Big Analytics Roundup (February 1, 2016)
There are three hard news stories this week: MSFT releases its toolkit for deep learning, MSFT releases its hybrid cloud platform, and the Zeppelin team releases its latest version. So MSFT wins the internet.
In Computerworld, Doug Cutting celebrates Hadoop’s tenth birthday.
InfoWorld distributes its 2016 Technology of the Year awards. Among the 32 awards: Docker, Kubernetes, Apache Mesos, Apache Ambari, Apache Kafka, Amazon Aurora, Apache Spark,
Cloudera Apache Impala, Splunk, Tableau and IBM Watson Analytics. That last one is a gift — Watson Analytics is a service, not a technology, and as cloud-based analytic services go it’s middle of the pack at best.
Elsewhere, InfoWorld’s Serdar Yegulap profiles 13 machine learning “frameworks”, a fancy word for “software.”
On the MapR blog, Jim Scott recaps his “Streaming in the Extreme” presentation from Strata+Hadoop World. It’s a good summary, free of hype promoting MapR Streams, which the company introduced a month after Scott’s presentation. Scott explains the importance of exactly-once processing, but then says you may not need it. Check your MapR invoice, and make sure they charge you exactly once.
In SD Times, Alex Handy wonders if Spark is replacing Hadoop, which is like asking if diesel is replacing the automobile. After a rough start, Handy gets the story back on track by refocusing the question on which parts of Hadoop compete with Spark; his answer: MapReduce. Who knew? He also notes use cases where Spark is coupled with storage architectures other than HDFS; but these use cases were never served by Hadoop, so Spark isn’t replacing Hadoop.
In FT, Leslie Hook profiles Amazon Web Services, quotes Deutsche Bank’s Ross Sandler saying that AWS is the “fastest-growing enterprise technology company in history.”
On DBMS2, Curt Monash covers Kafka and Confluent.
Adrian Colyer at the morning paper is a great source of interesting, influential and important papers in machine learning and high performance computing. Among his papers this week:
- Arabesque, a system for distributed graph mining.
- Petuum for distributed machine learning.
- Chimera for large scale classification.
Alex Woodie touts Akuda Labs‘ streaming analytics platform, which bears the name of a popular fruit.

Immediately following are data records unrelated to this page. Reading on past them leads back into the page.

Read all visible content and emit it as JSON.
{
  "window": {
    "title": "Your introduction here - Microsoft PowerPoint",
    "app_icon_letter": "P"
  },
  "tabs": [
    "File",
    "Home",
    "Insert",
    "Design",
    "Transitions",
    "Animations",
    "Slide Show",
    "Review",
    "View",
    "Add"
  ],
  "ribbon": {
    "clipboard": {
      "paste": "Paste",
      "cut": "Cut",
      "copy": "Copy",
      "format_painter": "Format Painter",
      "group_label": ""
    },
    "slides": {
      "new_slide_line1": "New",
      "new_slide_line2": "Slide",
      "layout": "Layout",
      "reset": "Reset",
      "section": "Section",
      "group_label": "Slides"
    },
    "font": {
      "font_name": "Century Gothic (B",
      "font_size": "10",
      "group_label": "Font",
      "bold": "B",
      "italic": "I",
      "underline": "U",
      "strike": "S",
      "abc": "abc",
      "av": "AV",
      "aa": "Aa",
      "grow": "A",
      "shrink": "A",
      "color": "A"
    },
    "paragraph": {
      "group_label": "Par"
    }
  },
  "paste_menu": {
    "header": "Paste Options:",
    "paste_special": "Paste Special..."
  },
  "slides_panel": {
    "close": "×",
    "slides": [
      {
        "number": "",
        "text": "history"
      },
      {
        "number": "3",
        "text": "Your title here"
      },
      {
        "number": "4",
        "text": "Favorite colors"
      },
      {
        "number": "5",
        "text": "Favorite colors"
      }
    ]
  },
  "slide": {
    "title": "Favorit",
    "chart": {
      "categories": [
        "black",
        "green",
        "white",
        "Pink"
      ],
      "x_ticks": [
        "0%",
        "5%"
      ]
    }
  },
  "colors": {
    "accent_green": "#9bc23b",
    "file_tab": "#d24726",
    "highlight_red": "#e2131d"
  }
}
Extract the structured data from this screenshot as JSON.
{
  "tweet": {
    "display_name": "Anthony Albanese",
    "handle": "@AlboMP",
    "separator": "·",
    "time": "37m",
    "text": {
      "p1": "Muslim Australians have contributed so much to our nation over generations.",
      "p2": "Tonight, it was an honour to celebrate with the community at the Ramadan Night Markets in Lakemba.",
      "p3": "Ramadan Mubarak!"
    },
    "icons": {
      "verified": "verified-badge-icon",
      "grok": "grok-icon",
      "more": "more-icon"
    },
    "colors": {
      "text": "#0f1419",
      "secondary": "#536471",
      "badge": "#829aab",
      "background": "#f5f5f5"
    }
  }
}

Akuda benchmarked their commercial software against Spark Streaming, and they want you to know it’s faster. Yawn. If you don’t see the words “fault-tolerant” and “exactly once” in a piece on streaming, stop reading.
On the Dato Blog, a “fireside chat” with CEO Carlos Guestrin. who covers what’s coming in 2016 and a quodlibet of other topics.
- On the Cloudera Engineering blog, Brad Barker explains how to invoke the Apache Spark MLlib and H2O machine learning libraries from R or Python. (h/t Hadoop Weekly)
- On the Databricks blog, Tim Hunter explains how to implement Deep Learning with Spark and TensorFlow. While TensorFlow itself runs on single machines only, Hunter demonstrates how Spark can distribute experiments across a cluster of machines running TensorFlow instances.
- Oracle’s Michael Schulman explains how to integrate Spark and Oracle NoSQL Database.
- On SlideShare, Hank Roark explains Kalman Filters with H2O.
- Also on Slideshare, Nag Arvind Gudiseva explains how to query Oracle, Hive and HBase with Apache Drill.
- On the MapR blog, Joseph Blue explains how to “bet Super Bowl 50 like a boss” with Apache Spark. With or without Spark, betting against Vegas is a sucker bet.
Microsoft Releases CNTK for Deep Learning
On the Microsoft blog, Allison Linn announces that Microsoft has released its Computational Network Toolkit (CNTK) on GitHub. CNTK is a unified deep-learning toolkit that describes neural networks as a series of steps with a directed graph. The package uses stochastic gradient descent learning to train feed-forward, convolutional, and recurrent networks.
CNTK distributes workload across multiple GPUs and servers. The software benchmarks well versus Theano, TensorFlow, Torch 7 and Caffe:
Microsoft has used CNTK successfully for speech recognition. On the Inside Microsoft Research blog, Xuedong Huang reports.
There are a slew of stories covering this story in the media.
Ruchi Gupta thinks MSFT is trolling Google.
Microsoft Previews Azure Stack for Hybrid Cloud
Microsoft announces technical preview of Azure Stack, MSFT’s new hybrid cloud platform. (For the uninitiated, a hybrid cloud platform enables enterprises to implement elastic provisioning with on-premises, in the cloud or a mix of the two.) More details about the release here.
New Zeppelin Release
Apache Zeppelin announces Release 0.5.6, with enhanced backend support for Spark 1.6, Elasticsearch, HiveInterpreter and Scalding in Local mode. There are also a number of new features and enhancements. More than 38 developers contributed to the release.